Autism and “Energy”
I used to think of myself as an energetic person. I even prided myself on the idea (possibly a fact) that I did more in a day than most three other people could do. I was always “on,” always going, always planning, always finding ways to multi-task, to do things faster (I used to calculate number of steps and time things down to the minute like my shower routine). Talking to other autistic women, I’ve begun to wonder how much of my “energy” should properly be called “stimming.”
I started knitting when I was a teenager, but stopped for a decade until I found myself falling asleep at church meetings. Knitting was something I could do to keep my hands and brain busy enough that I could pay better attention. I was strongly reminded of my younger sister’s constant drawing in elementary school, which got her into constant trouble because teachers accused her of “not paying attention,” when really it helped her to calm her anxious brain to give her hands something easy and relatively mindless to do. I sometimes have a similar problem, especially if men are in charge of meetings. With Zoom, I’m able to keep my hands out of sight of the camera, so mostly people don’t notice that the only way I can pay attention to work meetings is if I’ve got yarn in my hands and am doing a repetitious motion.

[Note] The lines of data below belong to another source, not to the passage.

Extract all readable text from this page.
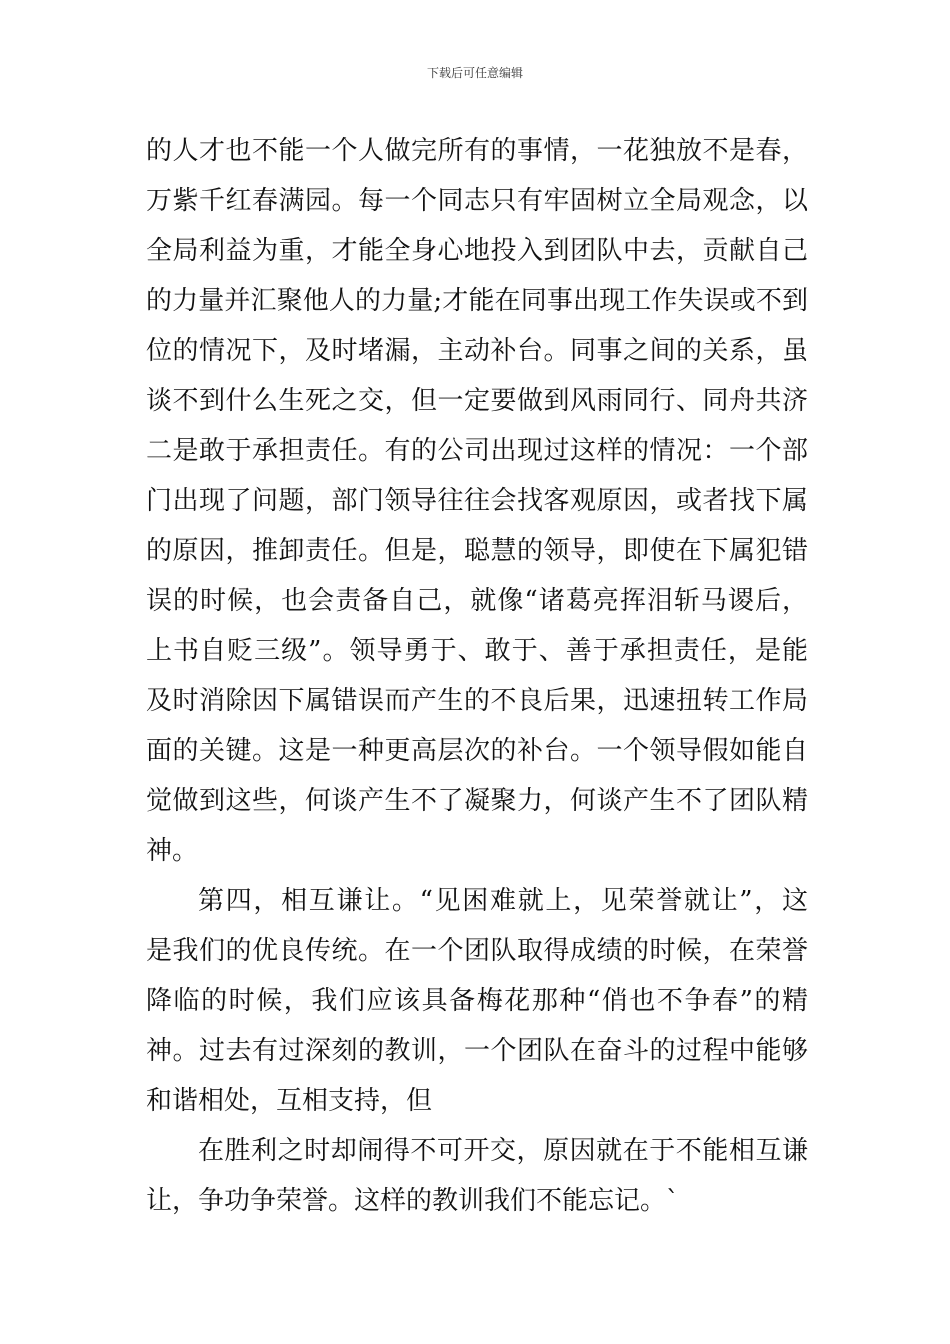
下载后可任意编辑
的人才也不能一个人做完所有的事情，一花独放不是春，
万紫千红春满园。每一个同志只有牢固树立全局观念，以
全局利益为重，才能全身心地投入到团队中去，贡献自己
的力量并汇聚他人的力量;才能在同事出现工作失误或不到
位的情况下，及时堵漏，主动补台。同事之间的关系，虽
谈不到什么生死之交，但一定要做到风雨同行、同舟共济
二是敢于承担责任。有的公司出现过这样的情况：一个部
门出现了问题，部门领导往往会找客观原因，或者找下属
的原因，推卸责任。但是，聪慧的领导，即使在下属犯错
误的时候，也会责备自己，就像“诸葛亮挥泪斩马谡后，
上书自贬三级”。领导勇于、敢于、善于承担责任，是能
及时消除因下属错误而产生的不良后果，迅速扭转工作局
面的关键。这是一种更高层次的补台。一个领导假如能自
觉做到这些，何谈产生不了凝聚力，何谈产生不了团队精
神。
第四，相互谦让。“见困难就上，见荣誉就让”，这
是我们的优良传统。在一个团队取得成绩的时候，在荣誉
降临的时候，我们应该具备梅花那种“俏也不争春”的精
神。过去有过深刻的教训，一个团队在奋斗的过程中能够
和谐相处，互相支持，但
在胜利之时却闹得不可开交，原因就在于不能相互谦
让，争功争荣誉。这样的教训我们不能忘记。`
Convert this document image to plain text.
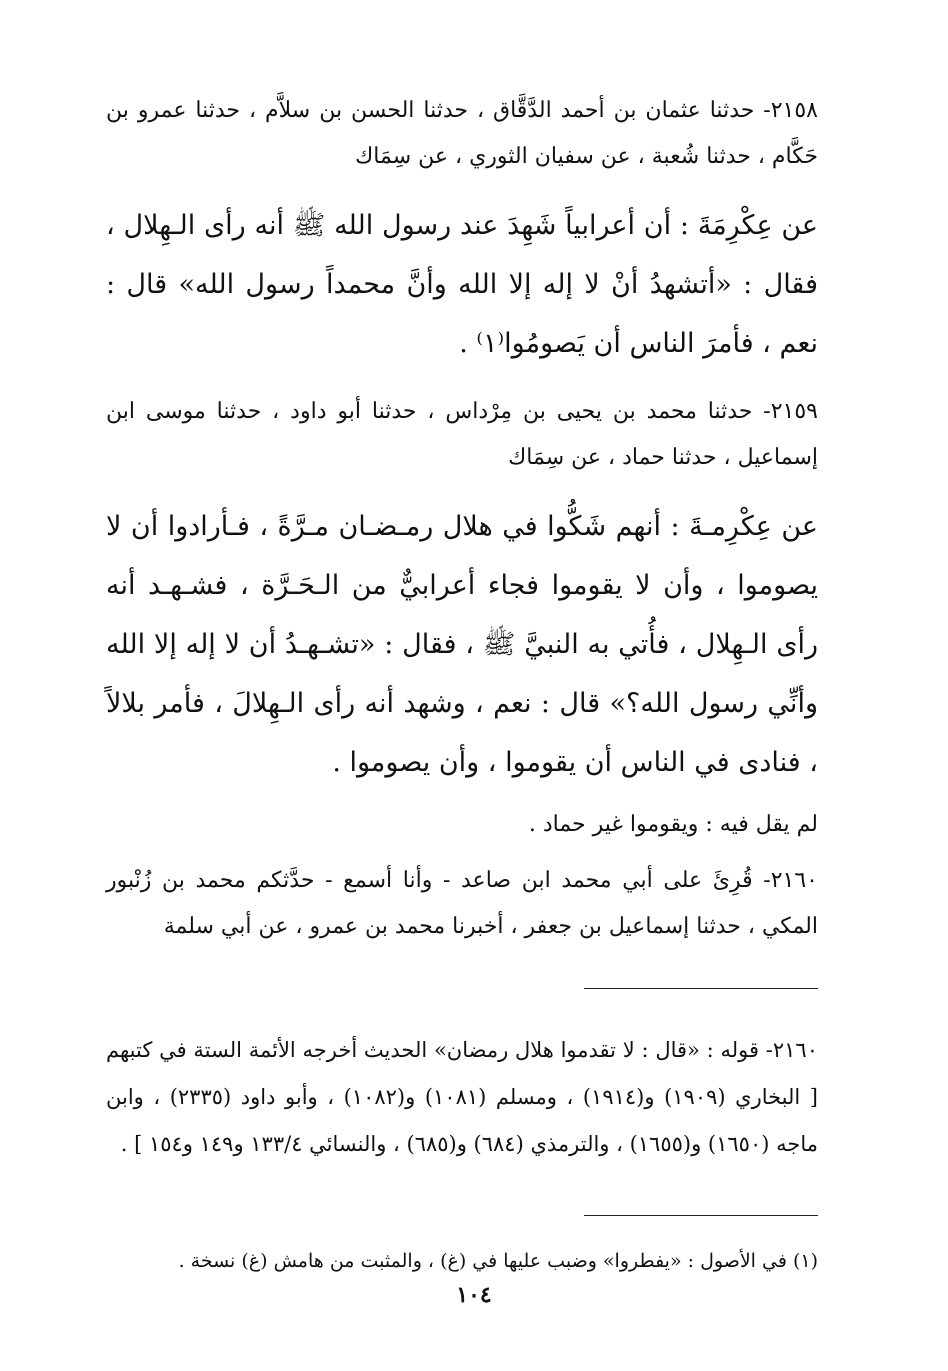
٢١٥٨- حدثنا عثمان بن أحمد الدَّقَّاق ، حدثنا الحسن بن سلاَّم ، حدثنا عمرو بن حَكَّام ، حدثنا شُعبة ، عن سفيان الثوري ، عن سِمَاك

عن عِكْرِمَةَ : أن أعرابياً شَهِدَ عند رسول الله ﷺ أنه رأى الـهِلال ، فقال : «أتشهدُ أنْ لا إله إلا الله وأنَّ محمداً رسول الله» قال : نعم ، فأمرَ الناس أن يَصومُوا⁽١⁾ .

٢١٥٩- حدثنا محمد بن يحيى بن مِرْداس ، حدثنا أبو داود ، حدثنا موسى ابن إسماعيل ، حدثنا حماد ، عن سِمَاك

عن عِكْرِمـةَ : أنهم شَكُّوا في هلال رمـضـان مـرَّةً ، فـأرادوا أن لا يصوموا ، وأن لا يقوموا فجاء أعرابيٌّ من الـحَـرَّة ، فشـهـد أنه رأى الـهِلال ، فأُتي به النبيَّ ﷺ ، فقال : «تشـهـدُ أن لا إله إلا الله وأنِّي رسول الله؟» قال : نعم ، وشهد أنه رأى الـهِلالَ ، فأمر بلالاً ، فنادى في الناس أن يقوموا ، وأن يصوموا .

لم يقل فيه : ويقوموا غير حماد .

٢١٦٠- قُرِئَ على أبي محمد ابن صاعد - وأنا أسمع - حدَّثكم محمد بن زُنْبور المكي ، حدثنا إسماعيل بن جعفر ، أخبرنا محمد بن عمرو ، عن أبي سلمة

٢١٦٠- قوله : «قال : لا تقدموا هلال رمضان» الحديث أخرجه الأئمة الستة في كتبهم [ البخاري (١٩٠٩) و(١٩١٤) ، ومسلم (١٠٨١) و(١٠٨٢) ، وأبو داود (٢٣٣٥) ، وابن ماجه (١٦٥٠) و(١٦٥٥) ، والترمذي (٦٨٤) و(٦٨٥) ، والنسائي ١٣٣/٤ و١٤٩ و١٥٤ ] .

(١) في الأصول : «يفطروا» وضبب عليها في (غ) ، والمثبت من هامش (غ) نسخة .

١٠٤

I struggle to just sit and watch television. Or to do any other activity that other people might call “relaxing.” I’ve been accused of being a workaholic or of being afraid of thoughts coming to my mind that I don’t want to think about. Maybe there is something to that, but it’s also true that I need to stim.
When I was a kid, I used to think that the worst torture in the world was what I called “being bored.” I’m not sure that is what I would call what I hated then, at least not anymore. I think that what I hated was being forced to sit in a room at attention, maintaining eye contact with a teacher, and not being allowed to do anything that I was actually interested in, not even read a book if the teacher decided that this indicated I was showing disrespect by not listening to a lesson that I’d already read from the book (because it was assigned reading) and understood. (Later I learned not to read lessons in the book because it just made class harder).
I suspect that my new walking habit is part of this need for body motion. Triathlon probably fits in the same category. I like training precisely because of the ways other people think it is boring. It requires the same motion over and over again for hours on end. That kind of repetition soothes me. It also does a weird thing of making me feel less anxious during the rest of the day. If I’ve spent six hours on the treadmill, I’m less “itchy,” feel less need to knit or pace or multi-task and end up being able to actually relax.